So I rubbed it with pink peppercorns, black peppercorns, fennel seeds, garlic, and roasted it all afternoon, ever so slowly. Made a sauce of vermouth and cream and pan drippings, utterly delicious. Based on this recipe, only slow-roasted, pulled into chunks, doused with the sauce. Absolutely delicious.

And then I put some on my plate, with nothing else, because I’d had radicchio for lunch and felt that I’d had my vegetables for the day. A glass or two of Hendrick’s before dinner, with seaweed snacks, a favorite light apéro, a surprisingly great combination.
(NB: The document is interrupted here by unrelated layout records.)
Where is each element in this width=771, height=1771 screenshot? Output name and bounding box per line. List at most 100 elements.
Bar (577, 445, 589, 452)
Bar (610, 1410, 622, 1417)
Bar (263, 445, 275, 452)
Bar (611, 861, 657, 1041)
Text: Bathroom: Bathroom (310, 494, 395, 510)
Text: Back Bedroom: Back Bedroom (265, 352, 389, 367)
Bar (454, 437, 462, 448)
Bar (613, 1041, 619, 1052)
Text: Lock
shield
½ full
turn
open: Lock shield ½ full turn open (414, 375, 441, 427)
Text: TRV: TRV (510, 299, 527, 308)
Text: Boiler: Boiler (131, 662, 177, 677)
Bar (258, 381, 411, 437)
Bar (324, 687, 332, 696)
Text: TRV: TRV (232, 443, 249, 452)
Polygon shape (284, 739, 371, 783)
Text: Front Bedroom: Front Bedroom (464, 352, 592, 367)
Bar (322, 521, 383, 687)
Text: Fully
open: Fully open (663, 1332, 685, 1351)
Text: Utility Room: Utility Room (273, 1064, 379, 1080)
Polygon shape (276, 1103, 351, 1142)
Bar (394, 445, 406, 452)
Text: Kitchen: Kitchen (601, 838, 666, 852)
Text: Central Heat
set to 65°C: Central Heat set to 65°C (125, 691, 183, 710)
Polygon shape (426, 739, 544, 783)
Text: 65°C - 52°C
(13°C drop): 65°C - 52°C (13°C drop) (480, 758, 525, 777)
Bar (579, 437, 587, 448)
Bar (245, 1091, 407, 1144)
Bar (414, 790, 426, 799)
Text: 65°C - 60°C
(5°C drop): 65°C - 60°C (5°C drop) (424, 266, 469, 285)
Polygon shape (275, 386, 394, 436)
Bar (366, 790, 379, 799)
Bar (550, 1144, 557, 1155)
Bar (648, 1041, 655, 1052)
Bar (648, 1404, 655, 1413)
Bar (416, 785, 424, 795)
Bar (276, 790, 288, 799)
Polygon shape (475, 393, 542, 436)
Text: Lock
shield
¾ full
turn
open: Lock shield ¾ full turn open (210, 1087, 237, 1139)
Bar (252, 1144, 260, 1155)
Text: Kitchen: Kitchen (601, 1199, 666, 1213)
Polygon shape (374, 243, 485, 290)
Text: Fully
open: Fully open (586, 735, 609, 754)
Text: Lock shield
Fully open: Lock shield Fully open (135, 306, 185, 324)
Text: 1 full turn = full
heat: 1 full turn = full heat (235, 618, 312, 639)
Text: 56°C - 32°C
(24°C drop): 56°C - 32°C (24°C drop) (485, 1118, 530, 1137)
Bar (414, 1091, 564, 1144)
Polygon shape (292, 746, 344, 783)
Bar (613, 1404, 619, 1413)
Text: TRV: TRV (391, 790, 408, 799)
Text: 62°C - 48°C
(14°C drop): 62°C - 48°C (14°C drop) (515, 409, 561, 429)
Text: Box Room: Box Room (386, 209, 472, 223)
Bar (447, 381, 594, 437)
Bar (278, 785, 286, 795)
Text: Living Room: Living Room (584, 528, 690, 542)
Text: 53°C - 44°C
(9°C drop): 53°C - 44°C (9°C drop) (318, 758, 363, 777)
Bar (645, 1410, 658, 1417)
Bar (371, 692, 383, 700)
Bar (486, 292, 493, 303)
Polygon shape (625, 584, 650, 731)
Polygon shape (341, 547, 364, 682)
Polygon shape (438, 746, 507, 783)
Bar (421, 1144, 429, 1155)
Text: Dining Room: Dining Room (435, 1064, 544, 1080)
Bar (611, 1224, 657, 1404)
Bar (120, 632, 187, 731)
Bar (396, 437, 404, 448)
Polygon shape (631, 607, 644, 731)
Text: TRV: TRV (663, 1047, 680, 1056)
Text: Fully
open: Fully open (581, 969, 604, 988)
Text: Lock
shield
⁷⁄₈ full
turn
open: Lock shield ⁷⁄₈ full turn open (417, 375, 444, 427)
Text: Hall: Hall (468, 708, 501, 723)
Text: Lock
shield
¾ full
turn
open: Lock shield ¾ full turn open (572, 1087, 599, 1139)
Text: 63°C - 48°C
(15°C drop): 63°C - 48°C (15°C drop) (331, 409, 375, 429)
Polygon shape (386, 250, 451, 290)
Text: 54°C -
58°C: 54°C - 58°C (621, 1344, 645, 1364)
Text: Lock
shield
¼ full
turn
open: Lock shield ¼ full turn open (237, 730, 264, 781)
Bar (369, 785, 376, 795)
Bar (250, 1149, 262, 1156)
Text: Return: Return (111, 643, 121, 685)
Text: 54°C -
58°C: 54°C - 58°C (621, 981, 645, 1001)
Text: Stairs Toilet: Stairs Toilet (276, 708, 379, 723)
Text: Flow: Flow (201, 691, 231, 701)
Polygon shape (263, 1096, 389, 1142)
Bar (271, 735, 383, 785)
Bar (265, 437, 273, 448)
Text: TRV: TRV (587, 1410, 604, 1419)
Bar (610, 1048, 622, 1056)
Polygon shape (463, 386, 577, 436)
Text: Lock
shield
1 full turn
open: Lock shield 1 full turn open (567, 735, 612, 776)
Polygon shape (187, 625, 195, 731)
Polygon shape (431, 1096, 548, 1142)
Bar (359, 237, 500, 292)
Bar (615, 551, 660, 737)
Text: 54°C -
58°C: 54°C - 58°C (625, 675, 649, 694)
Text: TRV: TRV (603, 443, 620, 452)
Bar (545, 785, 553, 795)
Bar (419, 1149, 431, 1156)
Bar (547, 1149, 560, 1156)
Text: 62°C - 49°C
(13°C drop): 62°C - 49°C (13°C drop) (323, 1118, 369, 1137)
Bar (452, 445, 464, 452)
Sat down at the table, took a couple of bites, and couldn’t eat. Had to put down my fork and not pick it up again. Because, you know, it was way too good to eat alone. The salt in my tears added to the salt in the sauce, already perfectly seasoned. Making something really good, to eat all by myself = does not compute. Even at the end, when Shel could only eat Mint Milano cookies, he was there with me, at the table. He would have taken a bite or two of the delectable pork, for old time’s sake.

Everything I’ve read about grief tells me that it isn’t linear, it lies in wait, pounces with claws bared to shred the most peaceful moment. A simple dinner, roast pork in a fragrant sauce, reminds me of all I’ve lost. It’s not just losing Shel. Now I don’t have a husband. Now I’m not a wife. I hate death. I don’t want to have given my life in vain.